The NPR records 264 different citizenships for residents of Norway, including ‘Stateless’ (1,654 on 1.1.2023) and ‘Unknown’ (43 on 1.1.2023). These numbers vary significantly from year to year. [4]

“Norway’s system of good administrative registers makes it possible to produce all or most of the statistics on statelessness stocks and flows recommended by IROSS.”

– Helge Brunborg, Statistics Norway.

Number of stateless individuals residing in Norway on January 1, 1977-2023

Source: Statistics Norway

The use of the International Recommendations

Statistics Norway can produce statistics on most or all categories recommended by IROSS, both for stocks and flows of stateless persons, and disaggregated by country of birth. Norway’s experience has informed the development of IROSS, particularly for countries with existing or planned population registers.

The content of the international recommendations presents an opportunity to validate and inform future statistical development. The primary limitation of the Norwegian data in relation to IROSS is that there are missing data on siblings, parents and grandparents for many individuals born abroad. It is also challenging to compile statistics on statelessness-related individuals, since it requires current and retrospective data for the entire population on the household composition. [5]

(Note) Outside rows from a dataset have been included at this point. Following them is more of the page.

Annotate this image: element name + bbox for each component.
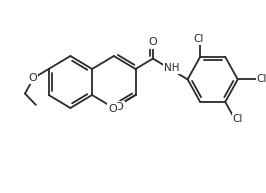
Text: Cl: Cl (193, 34, 203, 44)
Text: O: O (28, 73, 37, 83)
Text: O: O (115, 102, 124, 112)
Text: O: O (148, 37, 157, 47)
Text: O: O (109, 104, 117, 114)
Text: NH: NH (164, 63, 179, 73)
Text: Cl: Cl (257, 74, 266, 84)
Text: Cl: Cl (232, 114, 243, 124)
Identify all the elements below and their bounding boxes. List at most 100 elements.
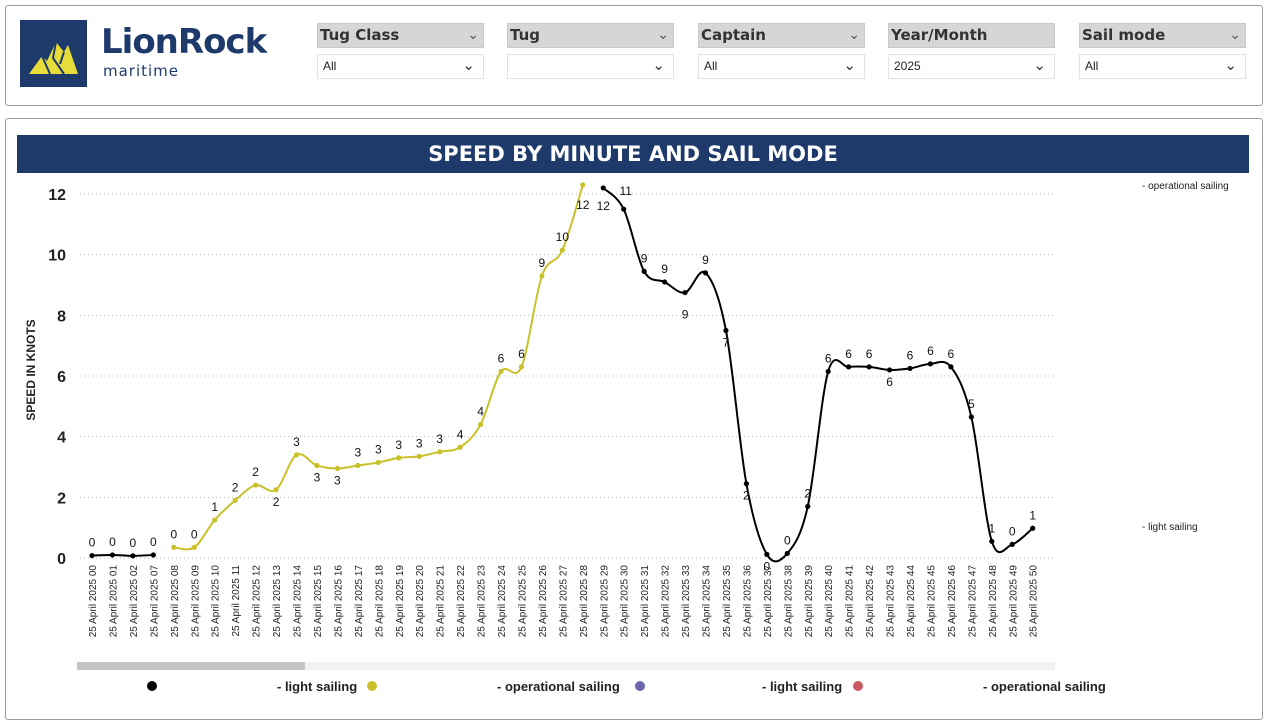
data-label: 2	[743, 489, 750, 503]
data-point	[743, 481, 750, 487]
data-label: 2	[273, 495, 280, 509]
data-label: 9	[539, 256, 546, 270]
x-tick-label: 25 April 2025 39	[804, 565, 815, 638]
filter-label: Captain	[701, 26, 766, 44]
data-point	[784, 550, 790, 557]
data-label: 0	[89, 536, 96, 550]
data-point	[334, 465, 340, 472]
x-tick-label: 25 April 2025 40	[824, 565, 835, 638]
data-point	[886, 367, 893, 373]
chevron-down-icon[interactable]: ⌄	[843, 57, 856, 74]
logo-name: LionRock	[101, 22, 267, 62]
filter-label: Sail mode	[1082, 26, 1166, 44]
data-point	[232, 497, 238, 503]
data-label: 10	[556, 230, 570, 244]
data-label: 0	[764, 559, 771, 573]
filter-header[interactable]: Tug ⌄	[507, 23, 674, 48]
x-tick-label: 25 April 2025 15	[313, 565, 324, 638]
legend-label: - light sailing	[277, 679, 357, 694]
data-point	[89, 552, 95, 559]
filter-label: Tug	[510, 26, 540, 44]
selected-value: All	[323, 59, 337, 73]
data-point	[150, 552, 156, 558]
data-point	[477, 421, 484, 428]
data-point	[375, 459, 381, 466]
legend-label: - operational sailing	[497, 679, 620, 694]
data-label: 9	[702, 253, 709, 267]
data-point	[621, 206, 627, 212]
sail-mode-dropdown[interactable]: All ⌄	[1079, 54, 1246, 79]
data-point	[641, 268, 647, 274]
x-tick-label: 25 April 2025 34	[702, 565, 713, 638]
data-point	[580, 182, 586, 188]
y-tick-label: 10	[48, 248, 66, 265]
chevron-down-icon[interactable]: ⌄	[462, 57, 475, 74]
x-tick-label: 25 April 2025 32	[661, 565, 672, 638]
x-tick-label: 25 April 2025 29	[599, 565, 610, 638]
data-label: 12	[597, 199, 611, 213]
filter-header[interactable]: Captain ⌄	[698, 23, 865, 48]
x-tick-label: 25 April 2025 37	[763, 565, 774, 638]
chart-panel: SPEED BY MINUTE AND SAIL MODE	[5, 118, 1263, 720]
filter-header[interactable]: Tug Class ⌄	[317, 23, 484, 48]
data-point	[191, 544, 197, 550]
x-tick-label: 25 April 2025 42	[865, 565, 876, 638]
x-tick-label: 25 April 2025 43	[886, 565, 897, 638]
data-point	[600, 185, 606, 191]
data-point	[130, 553, 136, 559]
y-tick-label: 0	[57, 551, 66, 568]
filter-header[interactable]: Sail mode ⌄	[1079, 23, 1246, 48]
data-point	[109, 552, 116, 558]
data-label: 0	[150, 535, 157, 549]
logo-subtitle: maritime	[103, 62, 180, 80]
data-point	[1030, 525, 1036, 531]
data-label: 7	[723, 336, 730, 350]
data-label: 9	[641, 251, 648, 265]
data-label: 3	[395, 438, 402, 452]
data-label: 6	[907, 348, 914, 362]
chevron-down-icon[interactable]: ⌄	[467, 26, 479, 42]
data-label: 6	[825, 351, 832, 365]
x-tick-label: 25 April 2025 16	[333, 565, 344, 638]
tug-dropdown[interactable]: ⌄	[507, 54, 674, 79]
data-label: 4	[457, 427, 464, 441]
chevron-down-icon[interactable]: ⌄	[1224, 57, 1237, 74]
filter-header[interactable]: Year/Month	[888, 23, 1055, 48]
data-point	[682, 289, 688, 296]
scrollbar-thumb[interactable]	[77, 662, 305, 670]
x-tick-label: 25 April 2025 00	[88, 565, 99, 638]
chevron-down-icon[interactable]: ⌄	[848, 26, 860, 42]
year-month-dropdown[interactable]: 2025 ⌄	[888, 54, 1055, 79]
data-label: 5	[968, 397, 975, 411]
x-tick-label: 25 April 2025 27	[558, 565, 569, 638]
y-tick-label: 6	[57, 369, 66, 386]
x-tick-label: 25 April 2025 46	[947, 565, 958, 638]
data-label: 3	[314, 470, 321, 484]
filter-label: Year/Month	[891, 26, 988, 44]
data-label: 3	[416, 436, 423, 450]
data-point	[212, 517, 218, 523]
x-tick-label: 25 April 2025 19	[395, 565, 406, 638]
data-point	[293, 452, 300, 458]
data-point	[253, 482, 259, 488]
chevron-down-icon[interactable]: ⌄	[652, 57, 665, 74]
selected-value: All	[704, 59, 718, 73]
data-label: 12	[576, 198, 590, 212]
data-label: 0	[1009, 524, 1016, 538]
x-tick-label: 25 April 2025 35	[722, 565, 733, 638]
captain-dropdown[interactable]: All ⌄	[698, 54, 865, 79]
data-label: 4	[477, 405, 484, 419]
data-label: 0	[191, 527, 198, 541]
chevron-down-icon[interactable]: ⌄	[1033, 57, 1046, 74]
tug-class-dropdown[interactable]: All ⌄	[317, 54, 484, 79]
data-label: 0	[109, 535, 116, 549]
right-series-label: - light sailing	[1142, 522, 1198, 533]
x-tick-label: 25 April 2025 47	[967, 565, 978, 638]
series-line	[91, 553, 154, 557]
series-line	[602, 187, 1034, 563]
chevron-down-icon[interactable]: ⌄	[657, 26, 669, 42]
scrollbar-track	[77, 662, 1055, 670]
chevron-down-icon[interactable]: ⌄	[1229, 26, 1241, 42]
data-label: 1	[211, 500, 218, 514]
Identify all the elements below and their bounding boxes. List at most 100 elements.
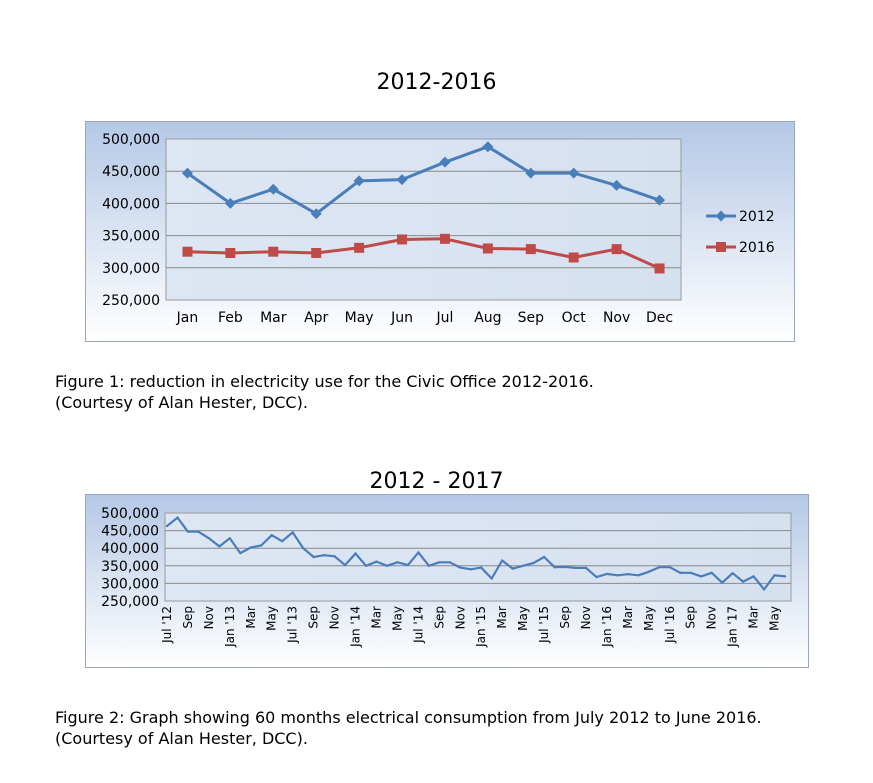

Norway is one of few countries where the statistical office regularly receives good data on citizenship, including on statelessness, from the administrative National Population Register, which covers all residents of Norway, regardless of their citizenship. Most of the IROSS recommendations can be followed by using administrative data for Norway.

[1] See: Statistisk sentralbyrå.

[2] See: Educational attainment of immigrants, by country background (region), reason for immigration and sex 2014 – 2022.

[3] See: Historisk Statistikk.

[4] See: Brunborg, Helge (2016): Statsløse: mange i verden, få i Norge (in Norwegian). Samfunnsspeilet 4/2016, Statistisk sentralbyrå.

[5] See: Vassenden, Kåre (2020). Fra utenlandsk til norsk statsborgerskap gjennom mer enn førti år (in Norwegian). Reports 2020/31, Statistisk sentralbyrå.